Apa yang membuatnya risau? Shale gas (gas serpih). Eksploitasi shale gas di Amerika dan Kanada akan menekan permintaan minyak dunia. Arab Saudi yang saat ini 92 persen pendapatannya menggantungkan pada minyak dengan mengekspor 12,5 juta barel per hari, sudah saatnya mewaspadai. Logikanya, dengan semakin banyaknya shale gas yang disedot, harga minyak akan terancam turun.

Shale gas kini memang menjadi primadona baru di bidang energi. Seperti didefinisikan www.geology.com, shale gas adalah gas alam yang terdapat di dalam batuan shale, yaitu sejenis batu lunak (serpih) yang kaya akan minyak ataupun gas. Para ahli memasukkan shale gas ini sebagai unconvensional gas, karena berada pada batuan serpih yang berbeda dan jauh lebih dalam dibanding dengan gas biasa, serta memiliki permeabilitas yang sangat kecil.

Shale gas sebetulnya bukan hal baru. Pada 1821, Amerika sudah melakukan ekstraksi di wilayah Fredonia, New York.  Tetapi karena mengambil gasnya tidak semudah gas konvensional, dan lagi pula harga energi masih relatif murah, perkembangan ekstraksi ini lambat. Baru satu setengah abad kemudian dikembangkan manakala Amerika mengalami penurunan cadangan gas pada 1970an.

Teknologi pengambilan gas ini memang rumit. Pertama dari sisi kedalaman, jika gas biasa berada pada kedalaman sekitar 600-800 meter, maka shale gas ini kedalamannya mencapai 1.500-2.000 meter. Kemudian dari sisi batuannya, gas ini berada pada batuan serpihan dimana untuk mengambil gasnya, batuan itu haus dihancurkan dahulu, baru kemudian gas diambil.
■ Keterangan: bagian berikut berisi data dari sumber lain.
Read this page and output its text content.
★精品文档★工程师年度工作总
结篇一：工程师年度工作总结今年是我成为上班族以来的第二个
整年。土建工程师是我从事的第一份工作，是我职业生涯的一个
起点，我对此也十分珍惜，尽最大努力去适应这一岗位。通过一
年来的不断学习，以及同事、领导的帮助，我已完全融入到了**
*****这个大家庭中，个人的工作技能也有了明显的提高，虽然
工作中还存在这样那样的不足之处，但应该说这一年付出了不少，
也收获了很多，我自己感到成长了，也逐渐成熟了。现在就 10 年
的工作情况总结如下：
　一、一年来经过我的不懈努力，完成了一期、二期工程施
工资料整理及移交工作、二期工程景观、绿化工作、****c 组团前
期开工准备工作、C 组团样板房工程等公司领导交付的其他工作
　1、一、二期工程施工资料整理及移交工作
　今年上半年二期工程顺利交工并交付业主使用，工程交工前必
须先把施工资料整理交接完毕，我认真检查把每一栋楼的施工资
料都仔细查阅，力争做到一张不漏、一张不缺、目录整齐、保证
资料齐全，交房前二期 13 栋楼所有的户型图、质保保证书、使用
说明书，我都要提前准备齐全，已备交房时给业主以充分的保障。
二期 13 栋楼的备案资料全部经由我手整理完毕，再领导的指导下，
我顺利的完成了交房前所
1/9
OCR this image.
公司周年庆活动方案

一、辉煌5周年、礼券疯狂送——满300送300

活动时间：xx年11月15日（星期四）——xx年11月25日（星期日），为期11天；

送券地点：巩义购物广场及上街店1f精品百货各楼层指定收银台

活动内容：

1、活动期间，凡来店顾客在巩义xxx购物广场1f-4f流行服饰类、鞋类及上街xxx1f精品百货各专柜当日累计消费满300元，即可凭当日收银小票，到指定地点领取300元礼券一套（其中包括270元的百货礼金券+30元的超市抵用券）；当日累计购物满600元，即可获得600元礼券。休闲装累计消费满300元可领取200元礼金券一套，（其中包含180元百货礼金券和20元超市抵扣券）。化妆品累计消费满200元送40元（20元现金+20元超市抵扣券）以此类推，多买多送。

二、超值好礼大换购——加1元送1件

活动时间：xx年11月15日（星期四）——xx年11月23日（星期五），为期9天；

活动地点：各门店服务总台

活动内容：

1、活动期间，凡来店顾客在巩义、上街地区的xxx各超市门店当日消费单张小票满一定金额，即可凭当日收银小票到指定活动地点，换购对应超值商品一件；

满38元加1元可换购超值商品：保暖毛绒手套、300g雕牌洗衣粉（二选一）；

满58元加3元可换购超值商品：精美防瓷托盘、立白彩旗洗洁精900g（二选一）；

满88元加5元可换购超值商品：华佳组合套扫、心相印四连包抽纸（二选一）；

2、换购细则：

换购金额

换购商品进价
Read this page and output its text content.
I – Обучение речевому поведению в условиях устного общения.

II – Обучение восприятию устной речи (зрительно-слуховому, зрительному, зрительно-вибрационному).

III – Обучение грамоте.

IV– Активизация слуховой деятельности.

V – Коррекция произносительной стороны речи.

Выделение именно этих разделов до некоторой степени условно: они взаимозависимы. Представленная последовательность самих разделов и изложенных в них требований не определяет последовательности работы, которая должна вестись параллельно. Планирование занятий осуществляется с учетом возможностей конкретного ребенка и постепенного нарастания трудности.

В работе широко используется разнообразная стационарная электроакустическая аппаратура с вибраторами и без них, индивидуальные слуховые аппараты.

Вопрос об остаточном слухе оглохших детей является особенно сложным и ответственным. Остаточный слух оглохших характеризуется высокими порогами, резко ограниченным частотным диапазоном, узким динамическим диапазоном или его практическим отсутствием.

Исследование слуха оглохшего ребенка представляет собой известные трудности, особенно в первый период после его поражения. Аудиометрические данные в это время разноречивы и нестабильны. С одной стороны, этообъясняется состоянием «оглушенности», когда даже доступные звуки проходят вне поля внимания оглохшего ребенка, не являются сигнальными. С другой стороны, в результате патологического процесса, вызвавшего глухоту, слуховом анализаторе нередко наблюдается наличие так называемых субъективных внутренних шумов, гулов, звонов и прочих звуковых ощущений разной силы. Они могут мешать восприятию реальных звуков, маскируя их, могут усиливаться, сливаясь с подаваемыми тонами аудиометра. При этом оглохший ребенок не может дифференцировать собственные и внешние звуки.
Riset dan pengembangan terus dilakukan. Sampai pada awal 1980an belum ditemukan teknologi yang ekonomis yang mampu menyedot gas tersebut sampai ke permukaan bumi. Pada 1988 Mitchell Energy menemukan teknologi kombinasi teknologi horizontal drilling dan  hydraulic fracturing untuk mengambil shale gas. Teknologi tersebut terus mengalami penyempurnaan sampai produksi komersial pada 2000an.

Sejak itu, Amerika terus melakukan pengeboran dan memproduksi shale gas. Di lapangan Newark East, North-Central Texas misalnya hingga saat ini telah dibor  tak kurang dari 2.340 sumur dengan rata-rata kedalaman 2.000 meter. Semakin canggihnya teknologi, biaya untuk menghasilkan shale gas di Amerika juga turun dari 5 dolar per mbtu menjadi sekitar 3 dolar AS per mbtu. Amerika yang tadinya impor LNG, sejak mengebor shale gas ini tidak lagi impor, bahkan menjadi pengekspor gas.

Negeri koboi itu menjadi salah satu negara yang memiliki cadangan shale gas terbesar di dunia, dengan  1.100 triliun kaki kubik (trillion cubic feet-TCF). Bahkan menurut The Potential Gas Committe, negara adidaya itu memiliki cadangan 1.836 TCF atau setera dengan dua kali potensi minyak bumi di Arab Saudi. Cadangan itu tidak akan habis sampai 70 tahun mendatang.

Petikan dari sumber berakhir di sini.